Out of scope, separate-entry candidates.

• Creatine in TBI / neurodegeneration recovery. Sakellaris 2006 pediatric pilot is suggestive; this is a clinical-population entry, not general-adult guidance.
• Loading-phase calculator / per-body-weight dose. The 0.03 g/kg precise dosing covered in passing; could warrant its own short entry if the catalogue grows protocol-detail entries.
• Vegetarian / vegan supplementation stack.
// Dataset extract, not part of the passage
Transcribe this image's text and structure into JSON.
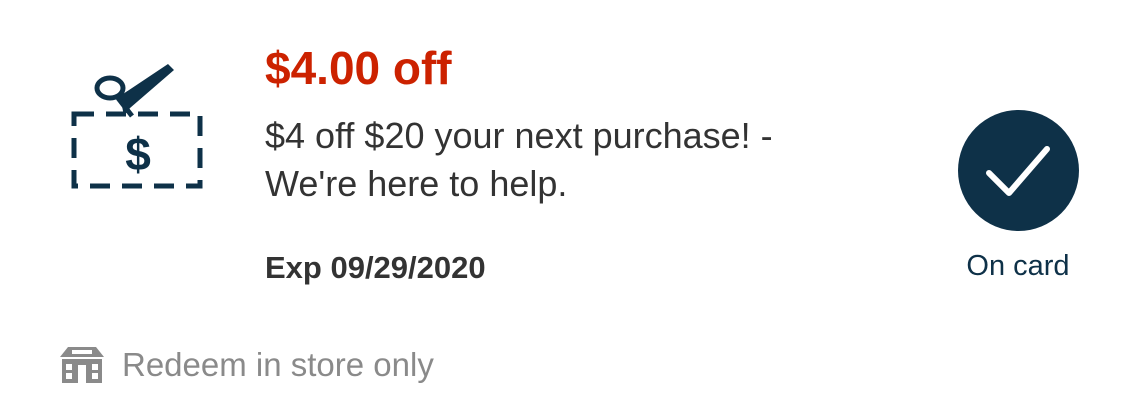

Creatine plus B₁₂ plus omega-3 plus iron is a coherent stack worth a top-level entry once the components exist.

Future-link candidates (entries that don't yet exist or weren't linked).

• protein-adequacy — pointed at from out-of-scope.
• resistance-training-basics — pointed at from out-of-scope.
• vitamin-d — pointed at from out-of-scope.
• dexa-scan — pointed at from out-of-scope.
• sleep-debt — implicit related entry given the Gordji-Nejad sleep-deprivation evidence.

Open evidence question worth tracking. Sandkühler 2023 failed to replicate the vegetarian-cognition advantage that Rae 2003 found. The article still cites Rae for vegetarian responsiveness on the muscle side (well-replicated) but is careful in the audience section to flag that the cognitive benefit in vegetarians is now less certain than the early trials suggested. If a future replication disconfirms vegetarian-cognition entirely, the audience-section bullet on vegetarians should be edited to lead with muscle/strength only.